レイヴシンセを使った「Believe in Death」やドゥーミーな「From Hell And Back」など、それまでになかった新たなスタイルを披露したSA†ANの進化が表れた名盤である。
同年、Peace Offから初の12"レコード『Evolution of Cruelty』を発表。よりダンスフロアを意識した曲で構成しており、デスメタルとブレイクコアの要素は抑えられているが、SA†ANのブルータリティは鋭さを増している。今作以後、SA†ANはクロスブリードに接近していき、PRSPCTやFuture Sickness Recordsといったクロスブリードを牽引したレーベルからシングルをリリース。SA†ANはクロスブリード・シーンですぐ人気となり、ヨーロッパの大型イベントにも出演していった。
クロスブリード期
2010年代中頃になるとリリースのスピードが上がり、年間で複数のシングル/EPを様々なレーベルから発表していくようになる。デスメタル/ブレイクコアの要素も微量に残しつつ、クロスブリードに特化した作品を展開しとおり、この頃だと『The Killing Instinct EP』『First Blood / Cut And Run』『Quest For Revenge』『Bad Motherfucker / Bad Blood』が特に印象深く残っている。
クロスブリード期でも常に挑戦心があり、リリースを重ねていく度にレベルアップしていた。2021年に放送したMURDER CHANNEL SHOW Vol.3でSA†ANにブレイクコアからクロスブリード期までの曲をメインとしたミックスを作って貰ったのだが、このミックスはSA†ANのクラシックが満載で国内外から大反響を得られた。これを聴けばSA†ANの魅力は大体分かるかと思う。
2017年にThe SATAN名義でリリースした12"シングル『Meat / Fake Spirit / Psycho』でハードコア・スタイルを披露。The SATANと名義を変えてステージのマスクも一新し、ハードコア期が始まっていく。
ハードコア期
2018年にアルバム『Hell On Earth』を発表。ハードコアをメインとしているが、随所にブレイクコアとハード・ドラムンベースの要素が活かされていてThe SATANの集大成といえる内容となった。
翌年にHong Kong Violenceから発表した『Destroy Everything』はレーベルオーナーのDJ Akiraがヘビープレイし、The SATANはUKインダストリアルやテラーコア界隈からの支持を得る。Karnage RecordsやMasters Of Hardcoreなどの老舗ハードコア・レーベルやMotormouth Recordz、PRSPCTからもシングルをリリースし、有名なハードコア・フェスティバルにも出演。
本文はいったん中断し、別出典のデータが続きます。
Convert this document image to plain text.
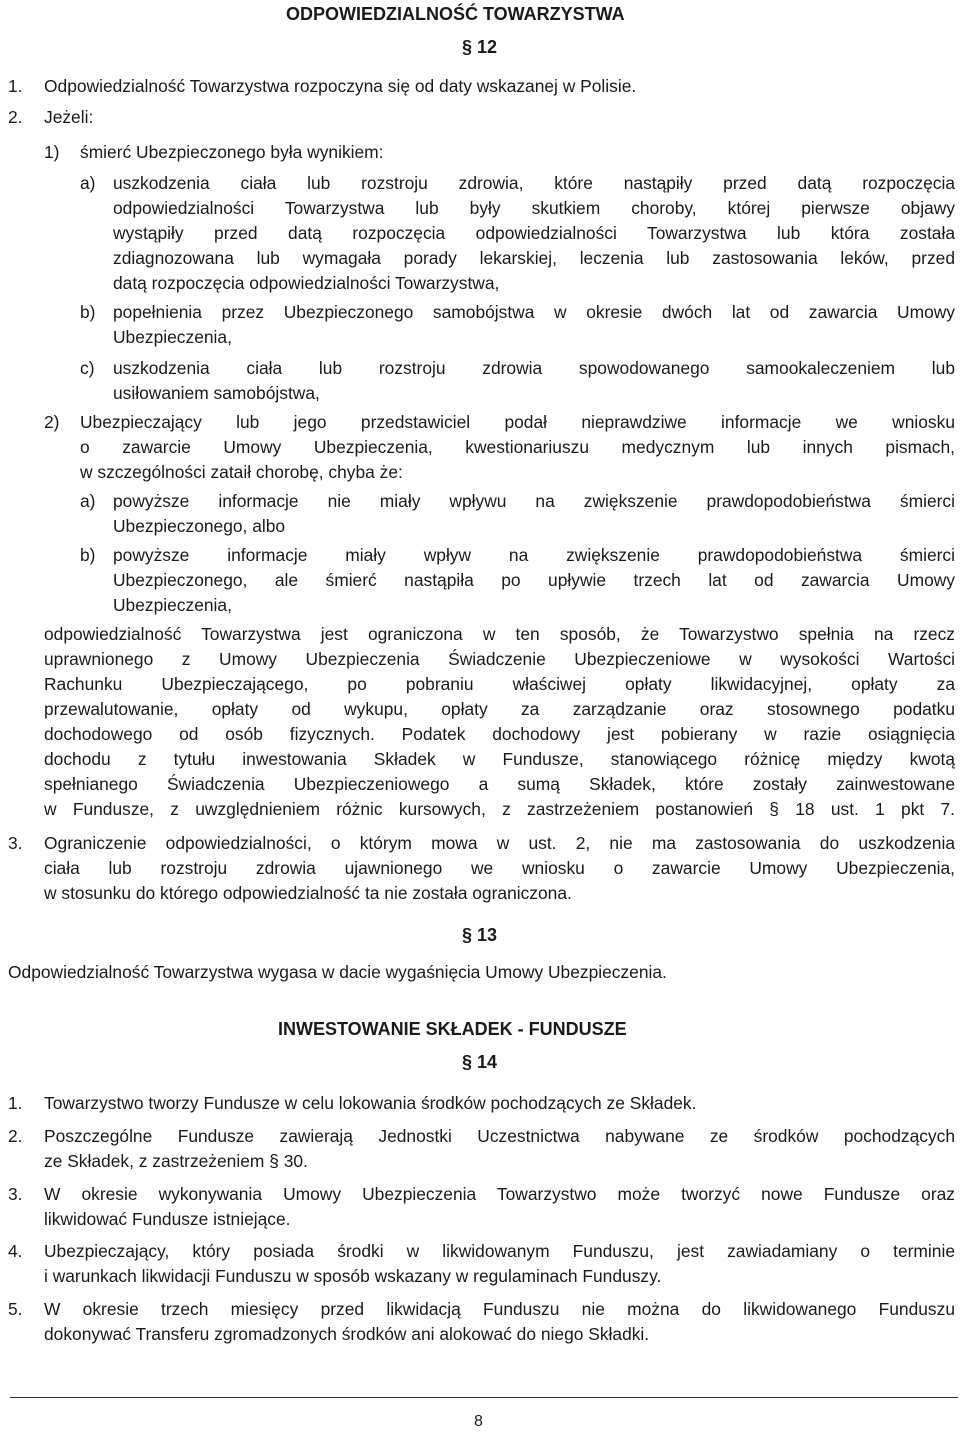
ODPOWIEDZIALNOŚĆ TOWARZYSTWA
§ 12
1. Odpowiedzialność Towarzystwa rozpoczyna się od daty wskazanej w Polisie.
2. Jeżeli:
1) śmierć Ubezpieczonego była wynikiem:
a) uszkodzenia ciała lub rozstroju zdrowia, które nastąpiły przed datą rozpoczęcia
odpowiedzialności Towarzystwa lub były skutkiem choroby, której pierwsze objawy
wystąpiły przed datą rozpoczęcia odpowiedzialności Towarzystwa lub która została
zdiagnozowana lub wymagała porady lekarskiej, leczenia lub zastosowania leków, przed
datą rozpoczęcia odpowiedzialności Towarzystwa,
b) popełnienia przez Ubezpieczonego samobójstwa w okresie dwóch lat od zawarcia Umowy
Ubezpieczenia,
c) uszkodzenia ciała lub rozstroju zdrowia spowodowanego samookaleczeniem lub
usiłowaniem samobójstwa,
2) Ubezpieczający lub jego przedstawiciel podał nieprawdziwe informacje we wniosku
o zawarcie Umowy Ubezpieczenia, kwestionariuszu medycznym lub innych pismach,
w szczególności zataił chorobę, chyba że:
a) powyższe informacje nie miały wpływu na zwiększenie prawdopodobieństwa śmierci
Ubezpieczonego, albo
b) powyższe informacje miały wpływ na zwiększenie prawdopodobieństwa śmierci
Ubezpieczonego, ale śmierć nastąpiła po upływie trzech lat od zawarcia Umowy
Ubezpieczenia,
odpowiedzialność Towarzystwa jest ograniczona w ten sposób, że Towarzystwo spełnia na rzecz
uprawnionego z Umowy Ubezpieczenia Świadczenie Ubezpieczeniowe w wysokości Wartości
Rachunku Ubezpieczającego, po pobraniu właściwej opłaty likwidacyjnej, opłaty za
przewalutowanie, opłaty od wykupu, opłaty za zarządzanie oraz stosownego podatku
dochodowego od osób fizycznych. Podatek dochodowy jest pobierany w razie osiągnięcia
dochodu z tytułu inwestowania Składek w Fundusze, stanowiącego różnicę między kwotą
spełnianego Świadczenia Ubezpieczeniowego a sumą Składek, które zostały zainwestowane
w Fundusze, z uwzględnieniem różnic kursowych, z zastrzeżeniem postanowień § 18 ust. 1 pkt 7.
3. Ograniczenie odpowiedzialności, o którym mowa w ust. 2, nie ma zastosowania do uszkodzenia
ciała lub rozstroju zdrowia ujawnionego we wniosku o zawarcie Umowy Ubezpieczenia,
w stosunku do którego odpowiedzialność ta nie została ograniczona.
§ 13
Odpowiedzialność Towarzystwa wygasa w dacie wygaśnięcia Umowy Ubezpieczenia.
INWESTOWANIE SKŁADEK - FUNDUSZE
§ 14
1. Towarzystwo tworzy Fundusze w celu lokowania środków pochodzących ze Składek.
2. Poszczególne Fundusze zawierają Jednostki Uczestnictwa nabywane ze środków pochodzących
ze Składek, z zastrzeżeniem § 30.
3. W okresie wykonywania Umowy Ubezpieczenia Towarzystwo może tworzyć nowe Fundusze oraz
likwidować Fundusze istniejące.
4. Ubezpieczający, który posiada środki w likwidowanym Funduszu, jest zawiadamiany o terminie
i warunkach likwidacji Funduszu w sposób wskazany w regulaminach Funduszy.
5. W okresie trzech miesięcy przed likwidacją Funduszu nie można do likwidowanego Funduszu
dokonywać Transferu zgromadzonych środków ani alokować do niego Składki.
8
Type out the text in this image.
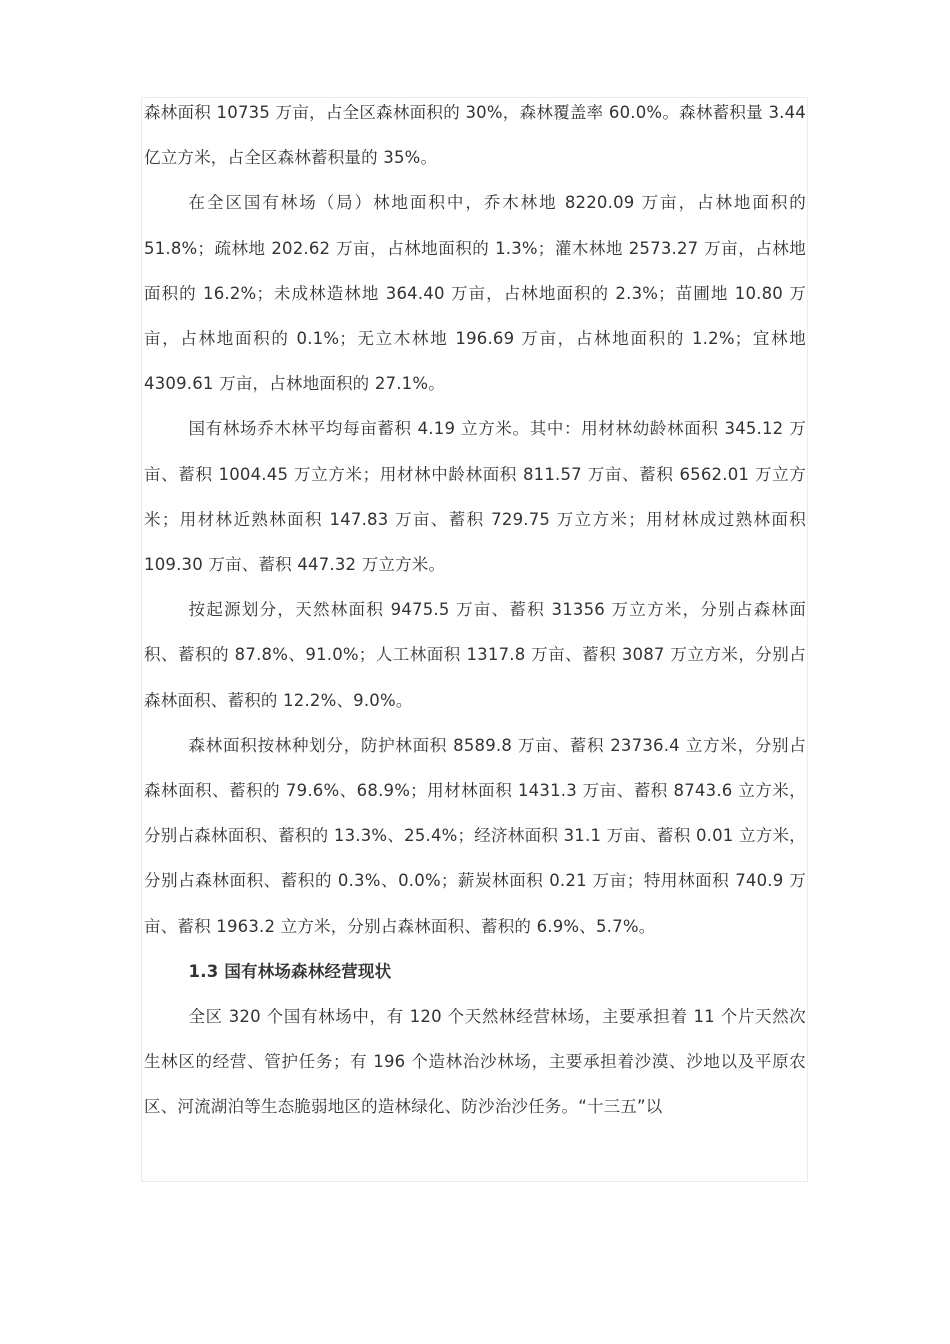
森林面积 10735 万亩，占全区森林面积的 30%，森林覆盖率 60.0%。森林蓄积量 3.44 亿立方米，占全区森林蓄积量的 35%。

在全区国有林场（局）林地面积中，乔木林地 8220.09 万亩，占林地面积的 51.8%；疏林地 202.62 万亩，占林地面积的 1.3%；灌木林地 2573.27 万亩，占林地面积的 16.2%；未成林造林地 364.40 万亩，占林地面积的 2.3%；苗圃地 10.80 万亩，占林地面积的 0.1%；无立木林地 196.69 万亩，占林地面积的 1.2%；宜林地 4309.61 万亩，占林地面积的 27.1%。

国有林场乔木林平均每亩蓄积 4.19 立方米。其中：用材林幼龄林面积 345.12 万亩、蓄积 1004.45 万立方米；用材林中龄林面积 811.57 万亩、蓄积 6562.01 万立方米；用材林近熟林面积 147.83 万亩、蓄积 729.75 万立方米；用材林成过熟林面积 109.30 万亩、蓄积 447.32 万立方米。

按起源划分，天然林面积 9475.5 万亩、蓄积 31356 万立方米，分别占森林面积、蓄积的 87.8%、91.0%；人工林面积 1317.8 万亩、蓄积 3087 万立方米，分别占森林面积、蓄积的 12.2%、9.0%。

森林面积按林种划分，防护林面积 8589.8 万亩、蓄积 23736.4 立方米，分别占森林面积、蓄积的 79.6%、68.9%；用材林面积 1431.3 万亩、蓄积 8743.6 立方米，分别占森林面积、蓄积的 13.3%、25.4%；经济林面积 31.1 万亩、蓄积 0.01 立方米，分别占森林面积、蓄积的 0.3%、0.0%；薪炭林面积 0.21 万亩；特用林面积 740.9 万亩、蓄积 1963.2 立方米，分别占森林面积、蓄积的 6.9%、5.7%。

1.3 国有林场森林经营现状

全区 320 个国有林场中，有 120 个天然林经营林场，主要承担着 11 个片天然次生林区的经营、管护任务；有 196 个造林治沙林场，主要承担着沙漠、沙地以及平原农区、河流湖泊等生态脆弱地区的造林绿化、防沙治沙任务。“十三五”以
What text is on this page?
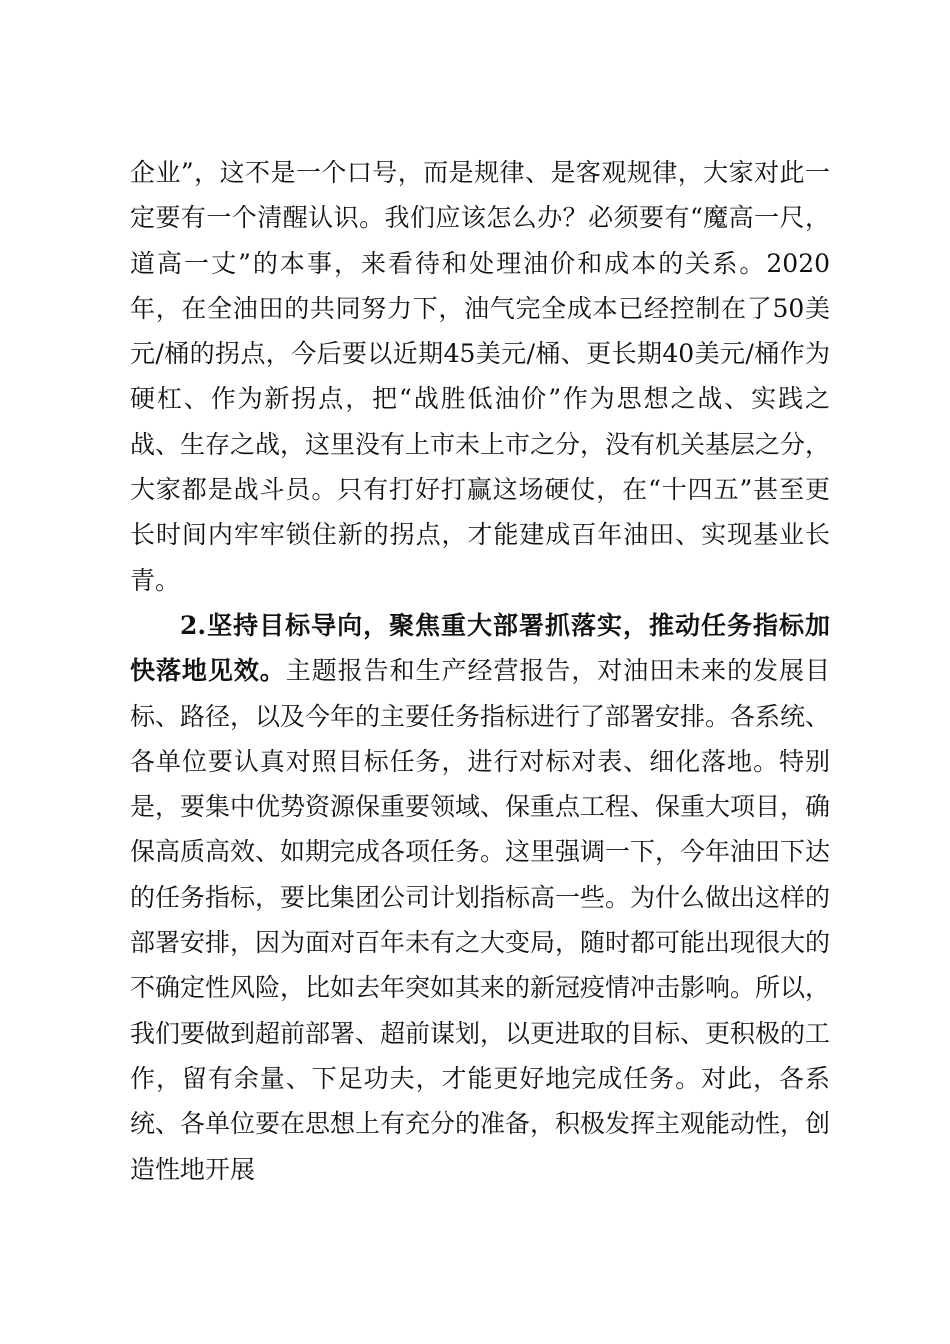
企业”，这不是一个口号，而是规律、是客观规律，大家对此一定要有一个清醒认识。我们应该怎么办？必须要有“魔高一尺，道高一丈”的本事，来看待和处理油价和成本的关系。2020年，在全油田的共同努力下，油气完全成本已经控制在了50美元/桶的拐点，今后要以近期45美元/桶、更长期40美元/桶作为硬杠、作为新拐点，把“战胜低油价”作为思想之战、实践之战、生存之战，这里没有上市未上市之分，没有机关基层之分，大家都是战斗员。只有打好打赢这场硬仗，在“十四五”甚至更长时间内牢牢锁住新的拐点，才能建成百年油田、实现基业长青。

2.坚持目标导向，聚焦重大部署抓落实，推动任务指标加快落地见效。主题报告和生产经营报告，对油田未来的发展目标、路径，以及今年的主要任务指标进行了部署安排。各系统、各单位要认真对照目标任务，进行对标对表、细化落地。特别是，要集中优势资源保重要领域、保重点工程、保重大项目，确保高质高效、如期完成各项任务。这里强调一下，今年油田下达的任务指标，要比集团公司计划指标高一些。为什么做出这样的部署安排，因为面对百年未有之大变局，随时都可能出现很大的不确定性风险，比如去年突如其来的新冠疫情冲击影响。所以，我们要做到超前部署、超前谋划，以更进取的目标、更积极的工作，留有余量、下足功夫，才能更好地完成任务。对此，各系统、各单位要在思想上有充分的准备，积极发挥主观能动性，创造性地开展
この時点でThe SATANはハードコア・シーンにおいても圧倒的な人気を誇るようになっていた。
個人的に好きな作品として、ドラムンベースのフィーリングに回帰した『Unreleased Evil EP』と、スロウテンポなインダストリアル・ハードコアにトライした『Devil's Master EP』の二つはリリース当時からずっと愛聴している。
絶頂期を迎えようとしていた最中にコロナと戦争という非常に大きな問題に巻き込まれてしまい、The SATANの活動は限定的になってしまう。
近年はアップテンポ系レーベルAfterlife Recordingsを拠点にシングルを定期的にリリースし、ギグも再開し始めているようだ。
ブレイクコア〜クロスブリード〜ハードコアとスタイルを変えながら活動を続けているThe SATANであるが、昔から変わらず研究熱心にプロダクションのレベルを上げ続け、自身のブルータリティをダンスミュージックに落とし込み表現している。
きっとこれからもアップデートを怠らず凶暴な曲を出していくのだろう。これからThe SATANがどういった進化を遂げていくか楽しみだ。